ROLE OF FUNGAL ASCOSPORES IN THE INFECTION OF ORCHARDGRASS DACTYLIS GLOMERATA BY EPICHLOË TYPHINA AGENT OF CHOKE DISEASE
C. Leyronas, G. Raynal
Choke disease due to Epichloë typhina causes economic losses in fields of seed- producing orchardgrass, also known as cocksfoot (Dactylis glomerata). There are currently no means to prevent outbreaks and spread of the disease. In this study, we identified several key events of the biological cycle of the fungus, in particular how it enters plant tissues. Study of seeds of partially choked heads ruled out the vertical transmission of E. typhina in D. glomerata. The fungal mycelium that had colonised the seeds appeared not to be viable: it was not isolated from 360 seeds analysed that had 49% infection rate. Moreover, 280 seedlings and 488 young plants grown from these seeds were free from E. typhina.

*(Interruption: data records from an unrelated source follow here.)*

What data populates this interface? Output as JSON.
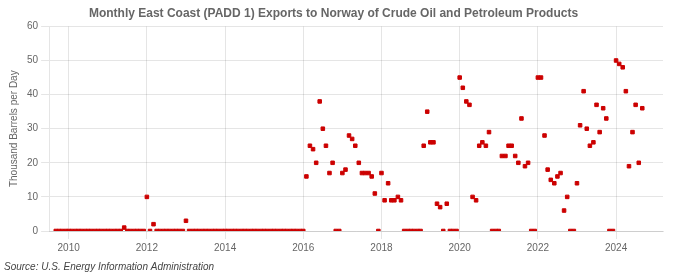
{
  "chart_data": {
    "type": "scatter",
    "title": "Monthly East Coast (PADD 1) Exports to Norway of Crude Oil and Petroleum Products",
    "y_label": "Thousand Barrels per Day",
    "annotation": "Source: U.S. Energy Information Administration",
    "color": "#cc0000",
    "marker": "square",
    "grid": true,
    "xlim": [
      2009.5,
      2025.2
    ],
    "ylim": [
      0,
      60
    ],
    "xticks": [
      2010,
      2012,
      2014,
      2016,
      2018,
      2020,
      2022,
      2024
    ],
    "yticks": [
      0,
      10,
      20,
      30,
      40,
      50,
      60
    ],
    "x": [
      2009.67,
      2009.75,
      2009.83,
      2009.92,
      2010.0,
      2010.08,
      2010.17,
      2010.25,
      2010.33,
      2010.42,
      2010.5,
      2010.58,
      2010.67,
      2010.75,
      2010.83,
      2010.92,
      2011.0,
      2011.08,
      2011.17,
      2011.25,
      2011.33,
      2011.42,
      2011.5,
      2011.58,
      2011.67,
      2011.75,
      2011.83,
      2011.92,
      2012.0,
      2012.08,
      2012.17,
      2012.25,
      2012.33,
      2012.42,
      2012.5,
      2012.58,
      2012.67,
      2012.75,
      2012.83,
      2012.92,
      2013.0,
      2013.08,
      2013.17,
      2013.25,
      2013.33,
      2013.42,
      2013.5,
      2013.58,
      2013.67,
      2013.75,
      2013.83,
      2013.92,
      2014.0,
      2014.08,
      2014.17,
      2014.25,
      2014.33,
      2014.42,
      2014.5,
      2014.58,
      2014.67,
      2014.75,
      2014.83,
      2014.92,
      2015.0,
      2015.08,
      2015.17,
      2015.25,
      2015.33,
      2015.42,
      2015.5,
      2015.58,
      2015.67,
      2015.75,
      2015.83,
      2015.92,
      2016.0,
      2016.08,
      2016.17,
      2016.25,
      2016.33,
      2016.42,
      2016.5,
      2016.58,
      2016.67,
      2016.75,
      2016.83,
      2016.92,
      2017.0,
      2017.08,
      2017.17,
      2017.25,
      2017.33,
      2017.42,
      2017.5,
      2017.58,
      2017.67,
      2017.75,
      2017.83,
      2017.92,
      2018.0,
      2018.08,
      2018.17,
      2018.25,
      2018.33,
      2018.42,
      2018.5,
      2018.58,
      2018.67,
      2018.75,
      2018.83,
      2018.92,
      2019.0,
      2019.08,
      2019.17,
      2019.25,
      2019.33,
      2019.42,
      2019.5,
      2019.58,
      2019.67,
      2019.75,
      2019.83,
      2019.92,
      2020.0,
      2020.08,
      2020.17,
      2020.25,
      2020.33,
      2020.42,
      2020.5,
      2020.58,
      2020.67,
      2020.75,
      2020.83,
      2020.92,
      2021.0,
      2021.08,
      2021.17,
      2021.25,
      2021.33,
      2021.42,
      2021.5,
      2021.58,
      2021.67,
      2021.75,
      2021.83,
      2021.92,
      2022.0,
      2022.08,
      2022.17,
      2022.25,
      2022.33,
      2022.42,
      2022.5,
      2022.58,
      2022.67,
      2022.75,
      2022.83,
      2022.92,
      2023.0,
      2023.08,
      2023.17,
      2023.25,
      2023.33,
      2023.42,
      2023.5,
      2023.58,
      2023.67,
      2023.75,
      2023.83,
      2023.92,
      2024.0,
      2024.08,
      2024.17,
      2024.25,
      2024.33,
      2024.42,
      2024.5,
      2024.58,
      2024.67
    ],
    "values": [
      0,
      0,
      0,
      0,
      0,
      0,
      0,
      0,
      0,
      0,
      0,
      0,
      0,
      0,
      0,
      0,
      0,
      0,
      0,
      0,
      0,
      1,
      0,
      0,
      0,
      0,
      0,
      0,
      10,
      0,
      2,
      0,
      0,
      0,
      0,
      0,
      0,
      0,
      0,
      0,
      3,
      0,
      0,
      0,
      0,
      0,
      0,
      0,
      0,
      0,
      0,
      0,
      0,
      0,
      0,
      0,
      0,
      0,
      0,
      0,
      0,
      0,
      0,
      0,
      0,
      0,
      0,
      0,
      0,
      0,
      0,
      0,
      0,
      0,
      0,
      0,
      0,
      16,
      25,
      24,
      20,
      38,
      30,
      25,
      17,
      20,
      0,
      0,
      17,
      18,
      28,
      27,
      25,
      20,
      17,
      17,
      17,
      16,
      11,
      0,
      17,
      9,
      14,
      9,
      9,
      10,
      9,
      0,
      0,
      0,
      0,
      0,
      0,
      25,
      35,
      26,
      26,
      8,
      7,
      0,
      8,
      0,
      0,
      0,
      45,
      42,
      38,
      37,
      10,
      9,
      25,
      26,
      25,
      29,
      0,
      0,
      0,
      22,
      22,
      25,
      25,
      22,
      20,
      33,
      19,
      20,
      0,
      0,
      45,
      45,
      28,
      18,
      15,
      14,
      16,
      17,
      6,
      10,
      0,
      0,
      14,
      31,
      41,
      30,
      25,
      26,
      37,
      29,
      36,
      33,
      0,
      0,
      50,
      49,
      48,
      41,
      19,
      29,
      37,
      20,
      36
    ]
  }
}
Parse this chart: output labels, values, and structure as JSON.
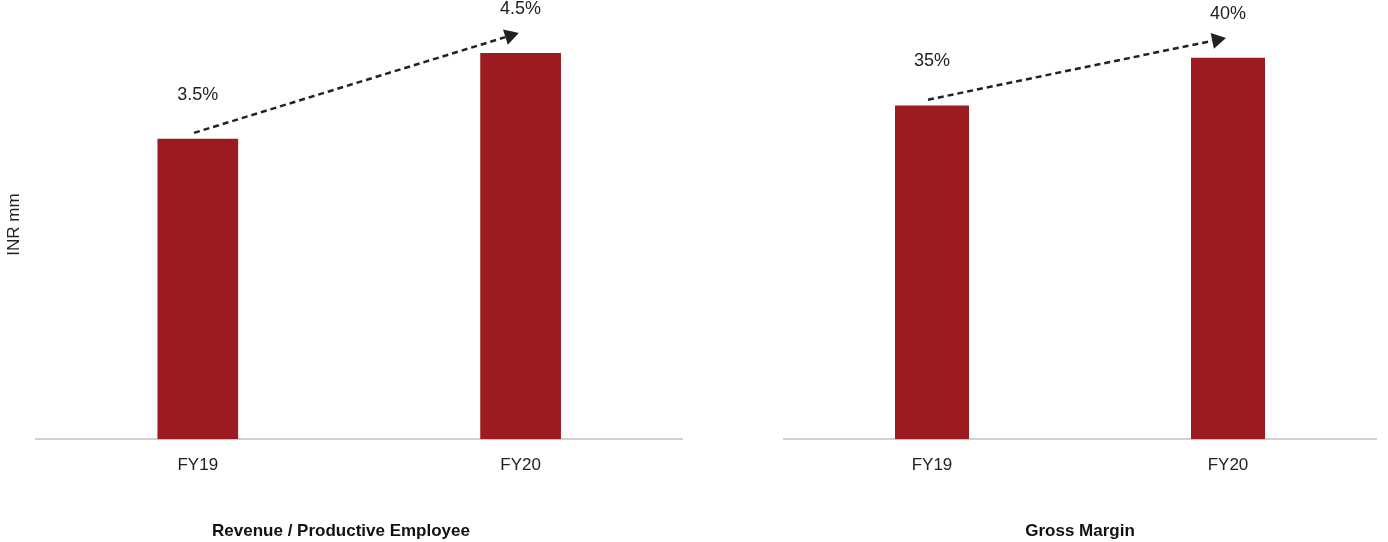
{
  "chart_data": [
    {
      "type": "bar",
      "title": "Revenue / Productive Employee",
      "ylabel": "INR mm",
      "categories": [
        "FY19",
        "FY20"
      ],
      "values": [
        3.5,
        4.5
      ],
      "value_labels": [
        "3.5%",
        "4.5%"
      ],
      "color": "#9b1b20",
      "grid": false,
      "legend": false
    },
    {
      "type": "bar",
      "title": "Gross Margin",
      "categories": [
        "FY19",
        "FY20"
      ],
      "values": [
        35,
        40
      ],
      "value_labels": [
        "35%",
        "40%"
      ],
      "color": "#9b1b20",
      "grid": false,
      "legend": false
    }
  ]
}
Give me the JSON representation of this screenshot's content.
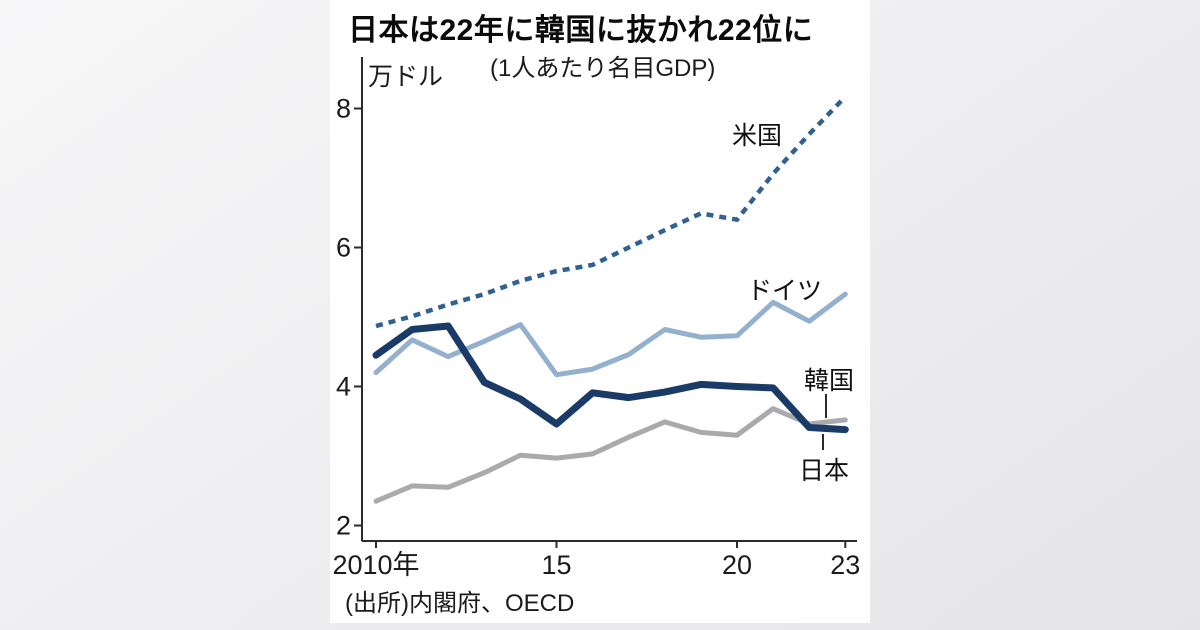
{
  "card": {
    "source": "(出所)内閣府、OECD"
  },
  "chart_data": {
    "type": "line",
    "title": "日本は22年に韓国に抜かれ22位に",
    "subtitle": "(1人あたり名目GDP)",
    "ylabel": "万ドル",
    "xlabel": "",
    "grid": false,
    "legend_position": "inline-labels-right",
    "x": [
      2010,
      2011,
      2012,
      2013,
      2014,
      2015,
      2016,
      2017,
      2018,
      2019,
      2020,
      2021,
      2022,
      2023
    ],
    "x_ticks": [
      {
        "label": "2010年",
        "year": 2010
      },
      {
        "label": "15",
        "year": 2015
      },
      {
        "label": "20",
        "year": 2020
      },
      {
        "label": "23",
        "year": 2023
      }
    ],
    "y_ticks": [
      2,
      4,
      6,
      8
    ],
    "ylim": [
      1.8,
      8.7
    ],
    "xlim": [
      2010,
      2023
    ],
    "series": [
      {
        "name": "米国",
        "style": "dotted",
        "color": "#2f6191",
        "width": 4.5,
        "values": [
          4.87,
          5.01,
          5.18,
          5.33,
          5.52,
          5.66,
          5.75,
          6.0,
          6.25,
          6.49,
          6.4,
          7.06,
          7.63,
          8.17
        ]
      },
      {
        "name": "ドイツ",
        "style": "solid",
        "color": "#93b1ce",
        "width": 5,
        "values": [
          4.2,
          4.67,
          4.43,
          4.65,
          4.89,
          4.17,
          4.25,
          4.46,
          4.82,
          4.71,
          4.73,
          5.21,
          4.94,
          5.33
        ]
      },
      {
        "name": "韓国",
        "style": "solid",
        "color": "#a8aaac",
        "width": 5,
        "values": [
          2.35,
          2.57,
          2.55,
          2.76,
          3.01,
          2.97,
          3.03,
          3.27,
          3.49,
          3.34,
          3.3,
          3.68,
          3.46,
          3.52
        ]
      },
      {
        "name": "日本",
        "style": "solid",
        "color": "#1a3a68",
        "width": 7,
        "values": [
          4.45,
          4.82,
          4.87,
          4.06,
          3.82,
          3.46,
          3.91,
          3.84,
          3.92,
          4.03,
          4.0,
          3.98,
          3.41,
          3.38
        ]
      }
    ],
    "axis_color": "#2b2b2b",
    "tick_label_color": "#1b1b1b",
    "source": "(出所)内閣府、OECD"
  }
}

Ascospores, considered as propagules in horizontal transmission, were previously presumed to infect orchardgrass through cut stems at harvest or through stigmas of florets. E. typhina was not detected (by microscopic or histological analyses) in 332 cut stems that had been inoculated with ascospores. Our research indicates that ascospores (or conidia produced by ascospores) are more likely to infect young vegetative tillers. We assume that after ejection, ascospores fall on seed lemma and palea and enter seedling tissues after germination.